One Big Wage

In the struggle to overthrow capitalism, and continuing during the transition to communism, we are radically egalitarian.  We know that the unity of the working class is essential to its ability to act as a class “for itself” where the common needs precipitate unified actions.

To that end, we articulate a program that speaks to common needs.

Such a program will identify universal access to the highest quality health care as a common need.

Such a program identifies universal access to public education of the highest quality as a common need.

Such a program identifies a safe working and living environment, free of industrial and chemical pollution, for example, as a common need.

These things– health care, public education, safety and more, represent in reality a social wage, that is an expense, and expanse, of time necessary for the reproduction of labor-power, and thus are to be provided equally to all.

Yet, there is a critical category that those involved in the struggle omit from their radical egalitarianism, and that is the wage itself.   For some reason, we never get to the point, or the moment, of demanding a universal wage at the highest level for all.

In all areas, sectors, processes of the accumulation of capital, the capitalist rely upon wage variations and wage differential to thwart the cohesion of the class.

This reliance is made manifest in large format as the differential between genders, or among races.

This reliance can be made manifest in the “tiering” or “stepping” of wages.

In many more cases, the differentials are structured into the value process according to position, or task, or job category, or “craft,”  or “trade,” with specific rates attached to each classification.

What is the capitalist buying from a locomotive engineer when paying a wage of $40 an hour?  Time.  The capitalist is buying the time of the worker to operate the locomotive and control the speed of the train.

What is the capitalist buying from a worker when paying that person $22 an hour to maintain track?

What’s the difference, besides $18 an hour?  The capitalist will tell you it’s skill– that it takes ever so long to train a locomotive engineer to safely deliver the precious cargo.  Skill, however, is a factor of time; the training afforded the locomotive engineer is derived from the contributions of all other workers– clerks, conductors, locomotive mechanics, track workers, electricians– who are paid less than the locomotive engineer, and without whom no train would operate.

The reproduction of the railroad is a product of social labor, and as such is the product of all workers.

What is the capitalist buying when paying a person $7 an hour to deliver pizzas by bicycle?  Time.   The expenditure is the same for the workers regardless of the rate of compensation.

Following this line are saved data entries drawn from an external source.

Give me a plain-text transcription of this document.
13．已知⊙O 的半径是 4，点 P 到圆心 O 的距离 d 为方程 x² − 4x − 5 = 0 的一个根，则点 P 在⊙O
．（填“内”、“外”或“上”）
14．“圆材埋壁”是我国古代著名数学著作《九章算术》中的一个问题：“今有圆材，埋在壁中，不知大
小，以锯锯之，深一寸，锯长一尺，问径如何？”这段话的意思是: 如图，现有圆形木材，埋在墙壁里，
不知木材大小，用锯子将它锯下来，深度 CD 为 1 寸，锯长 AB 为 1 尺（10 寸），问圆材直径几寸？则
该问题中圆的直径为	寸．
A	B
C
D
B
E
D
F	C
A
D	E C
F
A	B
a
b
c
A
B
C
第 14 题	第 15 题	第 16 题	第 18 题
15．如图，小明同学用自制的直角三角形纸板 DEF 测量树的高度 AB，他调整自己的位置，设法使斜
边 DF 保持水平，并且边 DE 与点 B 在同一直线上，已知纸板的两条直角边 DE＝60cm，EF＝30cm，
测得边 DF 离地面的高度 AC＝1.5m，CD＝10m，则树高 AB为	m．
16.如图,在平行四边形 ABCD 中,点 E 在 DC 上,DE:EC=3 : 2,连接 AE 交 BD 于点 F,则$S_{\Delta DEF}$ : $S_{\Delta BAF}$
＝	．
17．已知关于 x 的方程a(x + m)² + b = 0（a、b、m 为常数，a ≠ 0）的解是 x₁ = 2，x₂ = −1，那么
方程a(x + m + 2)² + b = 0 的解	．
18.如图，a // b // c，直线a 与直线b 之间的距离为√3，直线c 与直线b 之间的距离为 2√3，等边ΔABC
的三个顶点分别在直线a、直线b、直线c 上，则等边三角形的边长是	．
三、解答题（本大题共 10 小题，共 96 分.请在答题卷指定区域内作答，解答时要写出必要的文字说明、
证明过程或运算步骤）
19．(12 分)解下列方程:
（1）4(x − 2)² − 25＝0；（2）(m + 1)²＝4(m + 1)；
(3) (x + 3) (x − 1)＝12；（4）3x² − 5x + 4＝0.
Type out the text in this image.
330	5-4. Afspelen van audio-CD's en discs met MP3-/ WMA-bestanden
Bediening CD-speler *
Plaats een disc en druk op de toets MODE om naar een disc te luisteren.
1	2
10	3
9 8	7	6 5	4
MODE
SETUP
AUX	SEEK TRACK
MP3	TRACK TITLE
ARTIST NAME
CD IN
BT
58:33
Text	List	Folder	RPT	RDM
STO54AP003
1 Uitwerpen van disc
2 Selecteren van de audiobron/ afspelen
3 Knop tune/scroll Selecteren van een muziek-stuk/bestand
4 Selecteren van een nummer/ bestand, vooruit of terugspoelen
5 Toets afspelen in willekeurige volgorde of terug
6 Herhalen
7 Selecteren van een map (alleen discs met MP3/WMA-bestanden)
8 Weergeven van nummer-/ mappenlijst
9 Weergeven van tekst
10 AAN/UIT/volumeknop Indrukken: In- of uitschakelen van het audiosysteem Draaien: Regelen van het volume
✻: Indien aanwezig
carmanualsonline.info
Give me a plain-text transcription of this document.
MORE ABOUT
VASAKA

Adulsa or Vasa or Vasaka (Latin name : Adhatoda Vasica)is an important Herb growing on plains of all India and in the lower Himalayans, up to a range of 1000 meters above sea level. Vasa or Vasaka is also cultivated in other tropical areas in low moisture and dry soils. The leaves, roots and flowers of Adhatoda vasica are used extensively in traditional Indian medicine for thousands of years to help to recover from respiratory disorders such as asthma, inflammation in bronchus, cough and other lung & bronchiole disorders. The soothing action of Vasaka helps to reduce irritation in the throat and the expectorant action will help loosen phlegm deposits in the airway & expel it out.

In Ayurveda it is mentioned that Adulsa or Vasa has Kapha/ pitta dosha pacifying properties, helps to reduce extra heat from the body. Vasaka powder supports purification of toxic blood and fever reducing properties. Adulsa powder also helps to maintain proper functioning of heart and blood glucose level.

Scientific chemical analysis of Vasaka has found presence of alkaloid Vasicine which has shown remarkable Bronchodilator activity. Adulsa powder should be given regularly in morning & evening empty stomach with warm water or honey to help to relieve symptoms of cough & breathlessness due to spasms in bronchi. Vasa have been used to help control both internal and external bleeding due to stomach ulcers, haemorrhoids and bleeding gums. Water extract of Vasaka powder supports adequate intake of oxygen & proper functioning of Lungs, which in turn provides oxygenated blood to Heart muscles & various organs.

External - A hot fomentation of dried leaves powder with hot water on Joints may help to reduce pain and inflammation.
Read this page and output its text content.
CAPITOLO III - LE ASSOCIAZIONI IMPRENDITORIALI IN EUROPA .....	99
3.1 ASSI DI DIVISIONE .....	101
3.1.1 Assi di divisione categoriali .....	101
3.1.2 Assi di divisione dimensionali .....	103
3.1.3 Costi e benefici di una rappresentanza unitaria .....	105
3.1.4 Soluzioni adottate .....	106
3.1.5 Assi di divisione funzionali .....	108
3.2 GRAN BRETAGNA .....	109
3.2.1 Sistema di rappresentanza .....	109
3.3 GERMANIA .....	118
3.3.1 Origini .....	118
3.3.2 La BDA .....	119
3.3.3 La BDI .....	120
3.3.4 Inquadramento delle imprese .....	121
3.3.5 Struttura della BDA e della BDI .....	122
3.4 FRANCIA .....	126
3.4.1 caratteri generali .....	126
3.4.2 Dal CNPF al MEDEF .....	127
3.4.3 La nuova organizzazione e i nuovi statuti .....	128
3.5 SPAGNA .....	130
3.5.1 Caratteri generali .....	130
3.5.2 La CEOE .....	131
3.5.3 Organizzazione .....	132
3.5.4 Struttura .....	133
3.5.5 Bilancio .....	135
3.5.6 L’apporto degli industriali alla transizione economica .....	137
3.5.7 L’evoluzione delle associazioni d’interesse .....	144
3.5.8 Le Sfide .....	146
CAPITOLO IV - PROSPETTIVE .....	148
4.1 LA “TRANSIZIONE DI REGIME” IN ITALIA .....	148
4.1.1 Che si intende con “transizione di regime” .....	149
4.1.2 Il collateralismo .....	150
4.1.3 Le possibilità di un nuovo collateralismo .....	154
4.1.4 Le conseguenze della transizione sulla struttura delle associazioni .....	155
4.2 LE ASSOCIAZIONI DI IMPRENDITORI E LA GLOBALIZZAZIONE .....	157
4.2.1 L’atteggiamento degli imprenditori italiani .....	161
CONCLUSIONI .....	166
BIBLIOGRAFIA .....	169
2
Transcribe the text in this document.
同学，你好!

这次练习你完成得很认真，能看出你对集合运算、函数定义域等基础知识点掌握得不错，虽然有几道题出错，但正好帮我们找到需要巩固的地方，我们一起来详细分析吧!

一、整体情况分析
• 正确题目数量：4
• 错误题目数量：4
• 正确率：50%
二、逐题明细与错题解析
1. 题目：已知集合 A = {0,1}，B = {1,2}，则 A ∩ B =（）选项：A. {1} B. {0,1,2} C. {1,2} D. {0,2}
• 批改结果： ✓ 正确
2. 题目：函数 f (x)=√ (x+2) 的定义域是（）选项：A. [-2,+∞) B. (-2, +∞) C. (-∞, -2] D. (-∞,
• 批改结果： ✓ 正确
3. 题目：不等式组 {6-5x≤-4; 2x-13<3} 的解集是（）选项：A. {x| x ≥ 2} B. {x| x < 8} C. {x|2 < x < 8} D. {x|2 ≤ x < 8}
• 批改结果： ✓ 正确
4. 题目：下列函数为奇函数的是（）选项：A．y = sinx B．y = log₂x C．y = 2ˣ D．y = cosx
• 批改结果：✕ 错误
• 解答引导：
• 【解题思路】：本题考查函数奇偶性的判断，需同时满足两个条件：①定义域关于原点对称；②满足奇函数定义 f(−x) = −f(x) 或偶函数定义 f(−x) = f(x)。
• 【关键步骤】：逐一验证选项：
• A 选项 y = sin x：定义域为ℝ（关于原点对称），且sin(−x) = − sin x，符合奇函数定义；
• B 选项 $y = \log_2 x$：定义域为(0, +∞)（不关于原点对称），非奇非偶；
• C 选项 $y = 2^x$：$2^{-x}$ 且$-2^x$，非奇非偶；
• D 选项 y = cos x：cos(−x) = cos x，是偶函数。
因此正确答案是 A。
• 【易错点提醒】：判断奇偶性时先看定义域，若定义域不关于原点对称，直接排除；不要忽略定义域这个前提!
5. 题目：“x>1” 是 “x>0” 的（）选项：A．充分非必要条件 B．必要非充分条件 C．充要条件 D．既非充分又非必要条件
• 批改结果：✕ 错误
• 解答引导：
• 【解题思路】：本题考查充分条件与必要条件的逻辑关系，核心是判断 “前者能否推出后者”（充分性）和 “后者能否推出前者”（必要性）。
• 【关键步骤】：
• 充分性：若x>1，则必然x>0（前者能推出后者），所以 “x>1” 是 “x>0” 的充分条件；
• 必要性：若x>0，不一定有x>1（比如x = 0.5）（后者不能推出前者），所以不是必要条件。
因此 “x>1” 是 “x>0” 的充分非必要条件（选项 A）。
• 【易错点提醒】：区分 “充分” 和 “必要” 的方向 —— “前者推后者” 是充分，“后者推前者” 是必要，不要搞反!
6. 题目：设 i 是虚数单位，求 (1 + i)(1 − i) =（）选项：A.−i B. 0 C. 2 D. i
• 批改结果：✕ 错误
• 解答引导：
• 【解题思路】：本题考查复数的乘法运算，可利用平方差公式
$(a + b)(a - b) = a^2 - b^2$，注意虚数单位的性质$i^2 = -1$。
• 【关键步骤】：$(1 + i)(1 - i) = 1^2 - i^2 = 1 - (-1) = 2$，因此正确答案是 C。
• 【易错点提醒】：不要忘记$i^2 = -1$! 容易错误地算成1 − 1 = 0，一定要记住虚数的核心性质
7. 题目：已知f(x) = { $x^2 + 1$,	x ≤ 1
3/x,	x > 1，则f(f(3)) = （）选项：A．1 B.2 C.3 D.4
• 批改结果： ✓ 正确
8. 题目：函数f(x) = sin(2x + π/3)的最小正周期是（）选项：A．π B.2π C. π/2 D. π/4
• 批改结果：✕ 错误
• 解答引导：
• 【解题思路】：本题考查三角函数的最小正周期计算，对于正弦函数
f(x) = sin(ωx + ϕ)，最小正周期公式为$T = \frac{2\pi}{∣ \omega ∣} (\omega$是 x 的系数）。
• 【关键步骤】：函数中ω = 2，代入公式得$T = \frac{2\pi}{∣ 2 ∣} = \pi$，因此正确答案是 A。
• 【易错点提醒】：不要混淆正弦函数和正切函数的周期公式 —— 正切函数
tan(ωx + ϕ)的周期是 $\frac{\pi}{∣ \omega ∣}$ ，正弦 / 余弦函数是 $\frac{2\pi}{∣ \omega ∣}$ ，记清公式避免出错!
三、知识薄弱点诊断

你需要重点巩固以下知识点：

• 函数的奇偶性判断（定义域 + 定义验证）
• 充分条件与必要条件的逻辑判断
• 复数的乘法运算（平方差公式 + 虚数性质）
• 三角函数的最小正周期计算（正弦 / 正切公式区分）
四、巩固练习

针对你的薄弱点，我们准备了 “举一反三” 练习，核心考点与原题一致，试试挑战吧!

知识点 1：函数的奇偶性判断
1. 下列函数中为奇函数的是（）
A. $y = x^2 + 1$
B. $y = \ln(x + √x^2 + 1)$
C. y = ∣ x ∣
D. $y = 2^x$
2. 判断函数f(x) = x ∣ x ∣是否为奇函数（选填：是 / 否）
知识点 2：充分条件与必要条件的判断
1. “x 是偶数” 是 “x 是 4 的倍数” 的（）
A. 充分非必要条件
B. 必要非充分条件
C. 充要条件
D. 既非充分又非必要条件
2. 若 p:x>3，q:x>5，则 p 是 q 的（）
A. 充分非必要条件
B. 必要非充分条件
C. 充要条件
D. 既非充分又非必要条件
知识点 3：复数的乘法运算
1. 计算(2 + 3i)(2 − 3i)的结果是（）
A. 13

The reduced rates of compensation impairs the ability of the workers to meet their needs at the level of the highest paid workers while the needs themselves are equal.   Are the social needs of the locomotive engineer any greater, deeper, more complex than those of the pizza delivery person?  Would a class program accept differences in the portion of the wage that has been identified as the social wage, the access to medical care, education, public transportation,  safe drinking water, based on job classification?  Of course not.

Think of it this way: after the overthrow of capitalism, aren’t the workers themselves going to impose a radical equalization of wages as a transition to the abolition of wages completely?  Of course they are, and so our starting point must lead to that transition, to that overthrow of  those relations of capital.  The unity of the class is forged in the struggle to socially actualize the commonality of needs.

We are not advocating in this or any case a “leveling” down of wages to the mean or median level.  The  bourgeoisie have made a career out of that. The task is to make the wage itself irrelevant; to deprive the bourgeoisie the ability to fractionalize the working class on the basis of wage differentials.   That task can be, and is partially, achieved when social production is controlled by the workers for the creation, satisfaction, and expansion of the needs of all  members  of society.  That task is partially achieved when the “social compensation” –of universal access to the highest quality medical care, the best education,  improved housing, efficient public transportation, the safe and healthy environment– overtakes and then overwhelms the compensation of workers in different categories of work through variable wages when in essence all such categories are the same– the distribution of the collective time necessary for reproduction.

The reproduction of the worker is social labor and the highest level of compensation should be a single, universal wage of all workers.